On June 21, 1966, two-hundred Automotive Journalists were informed of an important Chevrolet press conference to be held on the 28th. The rumors were that Chevy was working on a competitor to the wildly successful Ford Mustang.
Foutreen cities were hooked up by telephone and it was announced that Chevrolet’s new pony car would be called Camaro. Chevrolet General Manager Pete Estes claimed that the name suggested friendship, as a car should be to its owner. The story goes that 2 GM executives found the name in a book about French slang, saying that “Camaro” means friend or pal. In reality the word for that is Camarade, Camaro is not a recognized word in French. It’s said that a Chevrolet representative claimed that the Camaro was “a small vicious animal that eats Mustangs”. The Camaro, and its cousin the Pontiac Firebird, were both unveiled on September 12. The Camaro came in a bewildering array of variants with RS, SS, and Z/28 trim levels. The Z28 was the most-powerful model with a 4.9 liter V8.
Sales for 1967 were disappointing, with only 220,000 purchased, compared to 472,000 Mustangs. But the gap would close, not because the Camaro would rise, but because of plunging Mustang sales, by 1969, 243,000 Camaros were sold against 299,000 Mustangs.
Since its 1967 introduction, the Camaro’s engine output has ranged from a low of 88 horsepower to a peak of 580, as the pony car rode the highs of the muscle car era in the late-1960s and the lows of the oil embargoinfluenced 1970s to the emergence of modern technologies in the 1980s and the unprecedented power and efficiency offered today.

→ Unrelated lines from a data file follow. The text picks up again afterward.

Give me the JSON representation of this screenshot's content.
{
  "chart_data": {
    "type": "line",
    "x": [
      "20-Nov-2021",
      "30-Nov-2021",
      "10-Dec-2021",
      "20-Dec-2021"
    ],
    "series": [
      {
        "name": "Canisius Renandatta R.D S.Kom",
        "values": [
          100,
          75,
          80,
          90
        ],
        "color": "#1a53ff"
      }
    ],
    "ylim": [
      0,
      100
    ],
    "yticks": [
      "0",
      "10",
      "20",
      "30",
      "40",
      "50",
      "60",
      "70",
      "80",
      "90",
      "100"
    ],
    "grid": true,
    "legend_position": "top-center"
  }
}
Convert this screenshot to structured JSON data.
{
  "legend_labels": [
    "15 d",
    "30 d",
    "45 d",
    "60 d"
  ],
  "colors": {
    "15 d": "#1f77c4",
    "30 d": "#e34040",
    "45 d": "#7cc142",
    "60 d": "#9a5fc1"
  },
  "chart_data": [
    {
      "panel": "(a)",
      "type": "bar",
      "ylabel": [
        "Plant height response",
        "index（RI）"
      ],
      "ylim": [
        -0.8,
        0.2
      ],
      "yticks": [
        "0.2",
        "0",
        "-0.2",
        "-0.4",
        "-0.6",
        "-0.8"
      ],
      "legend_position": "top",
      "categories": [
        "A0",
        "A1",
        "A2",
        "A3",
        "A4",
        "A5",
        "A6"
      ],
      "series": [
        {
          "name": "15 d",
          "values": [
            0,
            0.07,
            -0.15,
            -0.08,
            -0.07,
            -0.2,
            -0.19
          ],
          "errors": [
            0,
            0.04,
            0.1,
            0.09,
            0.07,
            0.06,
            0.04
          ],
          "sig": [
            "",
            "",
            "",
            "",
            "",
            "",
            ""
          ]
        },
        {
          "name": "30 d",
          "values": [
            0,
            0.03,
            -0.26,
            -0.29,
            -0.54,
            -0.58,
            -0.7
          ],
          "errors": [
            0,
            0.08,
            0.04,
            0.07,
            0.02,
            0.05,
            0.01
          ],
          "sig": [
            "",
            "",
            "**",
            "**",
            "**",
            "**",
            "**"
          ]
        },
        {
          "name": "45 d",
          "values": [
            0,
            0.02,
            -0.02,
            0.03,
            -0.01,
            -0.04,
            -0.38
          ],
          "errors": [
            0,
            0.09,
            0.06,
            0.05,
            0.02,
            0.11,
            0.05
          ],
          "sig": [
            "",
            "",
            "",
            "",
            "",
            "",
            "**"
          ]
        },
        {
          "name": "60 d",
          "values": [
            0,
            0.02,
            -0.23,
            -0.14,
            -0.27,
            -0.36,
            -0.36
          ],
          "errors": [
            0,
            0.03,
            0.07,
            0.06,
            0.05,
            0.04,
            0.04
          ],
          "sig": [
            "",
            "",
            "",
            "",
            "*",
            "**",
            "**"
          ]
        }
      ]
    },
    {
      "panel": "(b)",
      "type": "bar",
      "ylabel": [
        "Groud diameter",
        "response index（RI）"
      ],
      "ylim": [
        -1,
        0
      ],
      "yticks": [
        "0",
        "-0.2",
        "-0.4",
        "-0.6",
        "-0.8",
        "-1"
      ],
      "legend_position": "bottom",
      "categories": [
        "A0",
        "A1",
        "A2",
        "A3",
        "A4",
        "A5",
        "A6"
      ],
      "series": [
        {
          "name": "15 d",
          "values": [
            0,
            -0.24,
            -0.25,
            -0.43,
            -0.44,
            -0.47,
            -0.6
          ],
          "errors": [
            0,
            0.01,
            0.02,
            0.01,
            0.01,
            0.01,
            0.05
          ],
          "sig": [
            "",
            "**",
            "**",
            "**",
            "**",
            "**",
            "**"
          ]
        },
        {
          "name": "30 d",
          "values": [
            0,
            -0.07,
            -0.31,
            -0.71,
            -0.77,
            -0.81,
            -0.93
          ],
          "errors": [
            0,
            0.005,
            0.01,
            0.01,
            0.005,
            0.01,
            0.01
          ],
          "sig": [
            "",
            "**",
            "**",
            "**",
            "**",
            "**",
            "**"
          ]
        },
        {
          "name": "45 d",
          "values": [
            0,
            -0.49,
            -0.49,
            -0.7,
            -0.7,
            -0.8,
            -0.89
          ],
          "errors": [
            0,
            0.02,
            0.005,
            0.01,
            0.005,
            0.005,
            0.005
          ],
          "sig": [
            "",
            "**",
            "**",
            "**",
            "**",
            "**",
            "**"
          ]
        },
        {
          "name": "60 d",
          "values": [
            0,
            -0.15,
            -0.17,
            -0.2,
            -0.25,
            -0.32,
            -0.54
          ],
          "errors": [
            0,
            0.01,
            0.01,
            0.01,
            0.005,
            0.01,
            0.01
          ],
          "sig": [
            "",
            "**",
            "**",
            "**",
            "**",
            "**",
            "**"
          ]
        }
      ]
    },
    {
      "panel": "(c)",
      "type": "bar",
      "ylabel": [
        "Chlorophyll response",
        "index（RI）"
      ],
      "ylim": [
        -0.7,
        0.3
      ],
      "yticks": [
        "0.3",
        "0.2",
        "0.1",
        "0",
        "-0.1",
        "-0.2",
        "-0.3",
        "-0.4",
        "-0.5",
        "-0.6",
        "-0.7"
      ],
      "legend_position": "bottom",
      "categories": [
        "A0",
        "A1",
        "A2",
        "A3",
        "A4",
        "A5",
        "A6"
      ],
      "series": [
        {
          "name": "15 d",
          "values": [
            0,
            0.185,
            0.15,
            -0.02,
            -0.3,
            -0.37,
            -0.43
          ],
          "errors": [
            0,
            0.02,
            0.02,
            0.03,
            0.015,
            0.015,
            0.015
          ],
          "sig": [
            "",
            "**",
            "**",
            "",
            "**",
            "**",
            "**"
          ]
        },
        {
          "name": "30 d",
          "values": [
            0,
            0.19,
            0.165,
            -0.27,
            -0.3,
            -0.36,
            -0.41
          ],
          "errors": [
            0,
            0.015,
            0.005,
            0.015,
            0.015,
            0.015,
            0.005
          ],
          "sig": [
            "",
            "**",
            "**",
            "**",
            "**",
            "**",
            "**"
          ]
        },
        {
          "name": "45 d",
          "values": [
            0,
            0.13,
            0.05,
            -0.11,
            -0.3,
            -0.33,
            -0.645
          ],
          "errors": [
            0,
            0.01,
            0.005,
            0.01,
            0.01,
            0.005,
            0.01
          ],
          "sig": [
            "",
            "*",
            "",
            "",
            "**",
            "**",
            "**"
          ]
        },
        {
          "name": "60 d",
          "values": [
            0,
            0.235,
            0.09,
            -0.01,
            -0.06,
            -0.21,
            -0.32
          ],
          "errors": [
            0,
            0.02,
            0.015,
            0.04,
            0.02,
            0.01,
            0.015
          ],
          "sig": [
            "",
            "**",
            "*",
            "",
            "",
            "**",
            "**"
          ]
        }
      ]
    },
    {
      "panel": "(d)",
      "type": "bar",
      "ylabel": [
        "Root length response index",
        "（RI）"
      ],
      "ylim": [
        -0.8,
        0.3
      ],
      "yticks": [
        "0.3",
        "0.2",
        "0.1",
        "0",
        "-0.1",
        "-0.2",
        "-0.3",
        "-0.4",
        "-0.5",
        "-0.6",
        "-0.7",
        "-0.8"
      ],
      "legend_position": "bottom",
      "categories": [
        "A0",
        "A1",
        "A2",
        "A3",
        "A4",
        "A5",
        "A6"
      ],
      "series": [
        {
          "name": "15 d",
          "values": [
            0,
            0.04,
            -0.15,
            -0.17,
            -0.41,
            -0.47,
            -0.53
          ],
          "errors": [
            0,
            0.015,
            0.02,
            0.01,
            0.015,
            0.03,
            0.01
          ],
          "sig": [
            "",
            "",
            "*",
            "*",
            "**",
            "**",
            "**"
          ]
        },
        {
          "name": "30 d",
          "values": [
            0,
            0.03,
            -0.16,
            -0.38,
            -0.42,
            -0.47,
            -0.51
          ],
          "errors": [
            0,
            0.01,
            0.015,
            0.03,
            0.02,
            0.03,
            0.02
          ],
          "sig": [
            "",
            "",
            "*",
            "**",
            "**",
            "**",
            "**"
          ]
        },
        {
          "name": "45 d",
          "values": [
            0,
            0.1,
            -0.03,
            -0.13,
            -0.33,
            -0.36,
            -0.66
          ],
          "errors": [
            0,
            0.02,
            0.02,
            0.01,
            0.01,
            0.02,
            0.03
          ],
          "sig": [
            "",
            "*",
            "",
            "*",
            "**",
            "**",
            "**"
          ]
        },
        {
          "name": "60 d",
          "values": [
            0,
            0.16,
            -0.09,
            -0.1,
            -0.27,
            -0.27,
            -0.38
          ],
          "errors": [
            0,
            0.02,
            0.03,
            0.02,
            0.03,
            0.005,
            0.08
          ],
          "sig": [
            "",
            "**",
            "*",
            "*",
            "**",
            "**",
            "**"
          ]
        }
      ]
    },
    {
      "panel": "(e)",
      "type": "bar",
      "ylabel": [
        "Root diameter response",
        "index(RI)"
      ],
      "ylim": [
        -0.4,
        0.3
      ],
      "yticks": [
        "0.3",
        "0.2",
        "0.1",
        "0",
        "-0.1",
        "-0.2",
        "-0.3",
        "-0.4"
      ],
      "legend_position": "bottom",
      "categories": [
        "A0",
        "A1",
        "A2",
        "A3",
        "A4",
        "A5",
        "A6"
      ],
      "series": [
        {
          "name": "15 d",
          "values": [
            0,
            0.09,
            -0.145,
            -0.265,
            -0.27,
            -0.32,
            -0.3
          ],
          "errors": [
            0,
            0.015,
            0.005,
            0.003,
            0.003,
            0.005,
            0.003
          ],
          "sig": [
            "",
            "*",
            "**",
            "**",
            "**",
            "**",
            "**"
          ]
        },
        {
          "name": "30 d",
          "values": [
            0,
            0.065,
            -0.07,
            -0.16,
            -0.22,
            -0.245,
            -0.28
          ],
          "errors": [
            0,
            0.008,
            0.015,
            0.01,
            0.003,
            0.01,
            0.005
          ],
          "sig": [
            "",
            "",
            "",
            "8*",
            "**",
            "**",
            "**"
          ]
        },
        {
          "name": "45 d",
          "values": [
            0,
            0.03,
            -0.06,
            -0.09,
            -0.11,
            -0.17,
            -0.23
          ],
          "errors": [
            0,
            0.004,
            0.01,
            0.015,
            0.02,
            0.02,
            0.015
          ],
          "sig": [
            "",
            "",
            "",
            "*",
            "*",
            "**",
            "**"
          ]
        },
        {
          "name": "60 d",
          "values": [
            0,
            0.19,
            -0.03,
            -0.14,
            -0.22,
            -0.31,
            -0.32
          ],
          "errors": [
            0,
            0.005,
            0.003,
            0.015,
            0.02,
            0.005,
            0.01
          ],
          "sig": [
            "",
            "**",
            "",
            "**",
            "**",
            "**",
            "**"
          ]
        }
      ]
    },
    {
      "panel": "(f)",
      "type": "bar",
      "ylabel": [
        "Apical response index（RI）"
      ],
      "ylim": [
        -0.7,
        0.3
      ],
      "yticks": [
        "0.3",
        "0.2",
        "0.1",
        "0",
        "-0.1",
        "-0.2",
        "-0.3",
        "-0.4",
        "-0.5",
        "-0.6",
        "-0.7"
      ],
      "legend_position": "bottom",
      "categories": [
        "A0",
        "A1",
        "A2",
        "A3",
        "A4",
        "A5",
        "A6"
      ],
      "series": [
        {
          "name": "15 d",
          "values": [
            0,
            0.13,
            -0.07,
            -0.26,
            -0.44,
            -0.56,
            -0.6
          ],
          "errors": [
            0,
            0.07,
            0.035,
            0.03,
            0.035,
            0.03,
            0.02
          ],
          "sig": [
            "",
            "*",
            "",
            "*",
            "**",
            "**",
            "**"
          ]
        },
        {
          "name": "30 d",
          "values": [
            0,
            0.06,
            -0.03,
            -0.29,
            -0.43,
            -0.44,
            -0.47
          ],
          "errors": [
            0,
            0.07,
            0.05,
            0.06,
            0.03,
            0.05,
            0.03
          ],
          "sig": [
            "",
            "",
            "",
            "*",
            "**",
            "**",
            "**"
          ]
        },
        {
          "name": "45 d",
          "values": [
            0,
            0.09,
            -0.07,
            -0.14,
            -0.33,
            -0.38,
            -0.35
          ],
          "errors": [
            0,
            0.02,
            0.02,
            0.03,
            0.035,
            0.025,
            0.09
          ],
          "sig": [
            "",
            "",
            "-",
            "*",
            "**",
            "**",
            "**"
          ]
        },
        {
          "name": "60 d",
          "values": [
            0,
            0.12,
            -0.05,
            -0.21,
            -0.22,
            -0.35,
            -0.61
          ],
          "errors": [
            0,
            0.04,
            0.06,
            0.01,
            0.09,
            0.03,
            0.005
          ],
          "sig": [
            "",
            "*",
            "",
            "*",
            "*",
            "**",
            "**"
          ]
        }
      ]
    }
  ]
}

“From the day it was introduced, the Camaro has been part of American culture and a reflection of the state of the American performance industry,” said Dean Guard, General Motors executive director global gasoline engine engineering, whose first car was a 1982 Camaro with a 5.0L V-8.
“What has never changed was the Camaro’s fun, attainable performance for a broad spectrum of customers, and the personal connection it inspired with generations of owners.”
In the 48 years since Camaro’s arrival, the engine families and the technologies supporting them have evolved dramatically, from the carbureted inline-six base engines and brawny range-topping big-block V-8s in the early years, to the sophisticated V-6 and V-8 engines of today that use advanced technologies to deliver a balance of power and efficiency undreamt of in 1967.
Technologies including direct injection and continuously variable valve timing in the 2015 Camaro’s base 3.6L V-6 help generate 323 horsepower. That’s more than any Camaro V-8 engine offered between 1971 and 2000 – and it enables up to 30 mpg on the highway.
As the Camaro closes out the final year of its fifth generation, Chevrolet has compiled a historic overview of the engines that have contributed to its icon status for enthusiasts around the globe.
First Generation – 1967-69
The Camaro debuted in the burgeoning personal coupe market and at the height of the muscle car era. Entry-level models offered two versions of Chevrolet’s stalwart inline-six engine, with a minimum of 140 horsepower and 220 lb-ft of torque.
Higher-performing models were available with a smorgasbord of V-8 engines, ranging from 200 horsepower in the 307-cubic-inch Small Block to the 375-horsepower 396 Big Block. Sixty-nine special-option COPO Camaros were built with 427-cubic-inch engines. Intended for Stock and Super Stock drag racing classes, their respective 425- and 430-horsepower ratings were widely believed to be underestimated.